213 consecutive patients from colorectal pre-assessment CPET testing in single centre.  Retrospective analysis

CPET equipment and protocol used as per arm 1

Reference metrics from American Heart Association

  • VO2- AT <11ml O2/Kg
  • VO2 peak <16ml O2/Kg/min
  • VE/VCO2 – AT >36

Statistical Analysis

  • IMB SPSS used
  • Distibution normality assessed using Shapiro-Wilk W test
  • Time of day analysis in arm 1 analysed using Bonferroni corrected repeated measures analysis
  • Continuous data – mean or median used
  • Categorical data – absolute values used
  • Sample size for Power 80% with P<0.05


  • Revised fitness stratification corrected by +/- CD to threshold boundaries. Area in between named “indeterminate fitness”
  • Compared patients for current and revised models


  • Patients who had false negative and false positive results when CD applied
  • False Positive– patients originally stratified as fit but with negatively corrected become unfit
    False Negative – patients originally stratified as unfit but with positive correction become fit
  • Patients in area of indeterminate fitness

Results – Arm 1

Critical Differences as follows:

  1. AT – 19%
  2. VO2 Peak – 12.5%
  3. VE/VCO2 – AT – 10.2%

Results – Arm 2

Based on application of critical differences to results:

  1. For AT there were 69 (32%) false positives and 59 (28%) false negatives
  2. For VO2 Peak there were 35 (16%) false positives and 33 (15%) false negatives
  3. For VE/VCO2 – AT there were 40 (20%) false positives and 37 (17%) false negatives

The following revised stratification model was developed

  1. AT – unfit – <9.2, indeterminate fitness 9.2 – 13.6, fit ≥6
  2. VO2 Peak – unfit <14.2, indeterminate fitness 14.2 – 18.3, fit ≥ 18.3
  3. VE/VCO2 – AT – unfit ≥ 40.1, indeterminate fitness 32.7 – 40.1, fit <32.7

The revised stratification model was applied to the patients CPET tests


  • Highlight potential for incorrect fitness stratification
  • Mean values were close to threshold therefore large no of patients moving into indeterminate groups
  • AT most incorrectly stratified, then VO2 Peak, then VE/VCO2 – AT
  • Revised stratification confirms potential clinical impact


  • Clinically relevant question, although these variations would have been present throughout all previous studies determining CPET interpretation therefore
  • Power 80%, P <0.05
  • Appropriate statistical tests
  • CD calculation – standard mathematical formula


  • Study arm 1 not comparable to patients in 2 (all young, healthy males in 1) plus small numbers in 1. Potential for vastly different biological variation in population in arm 2 with average AT of 11. Post study evaluation suggests larger groups (39 in each arm) should be used for randomised controlled exercise trials.
  • Data collected on single system therefore only applicable to MedGraphics equipment
  • No metabolic calibrator for equipment used (although 2.2% range of results is within expected accuracy range)
  • Retrospective data from study arm 2. States that standard protocol followed but can this be guaranteed? No mention of staff being trained to trial protocol for patients in study arm 2.
  • Does not analyse surgical outcomes in light of indeterminate risk.

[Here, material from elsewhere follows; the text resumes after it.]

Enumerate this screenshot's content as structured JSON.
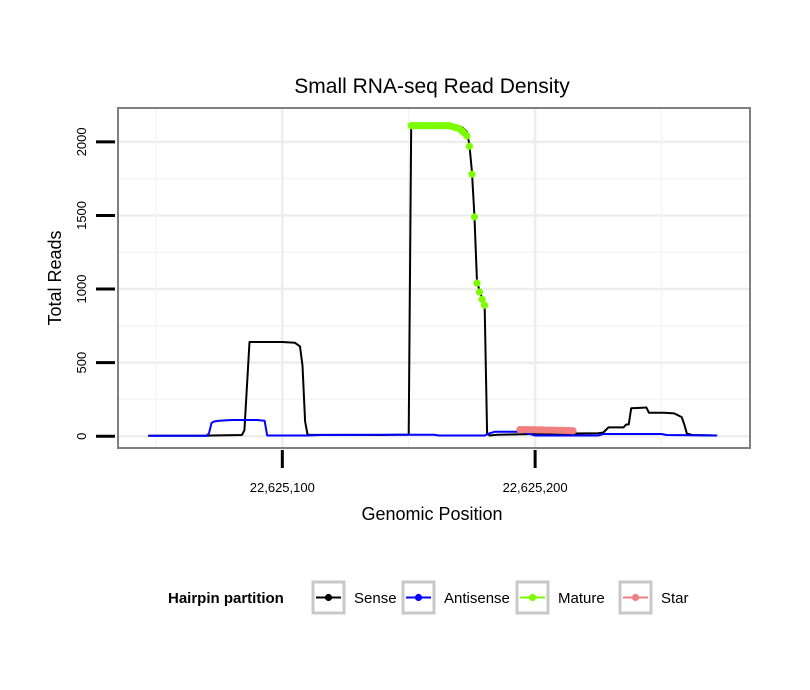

  • No assessment of clinical outcomes in view of indeterminate risk
  • Highlights need for consideration of multiple factors within risk stratification
  • Consider CPET results as a dynamic range – Particularly in post operative planning

Potential for clinical impact

Moderate – fitness should not be considered as a single point estimate. With an increasingly elderly and co-morbid population CPET testing is likely to increase and therefore potential for impact there however does not provide the answer of how to manage patients in the indeterminate risk group. Further research may be indicated.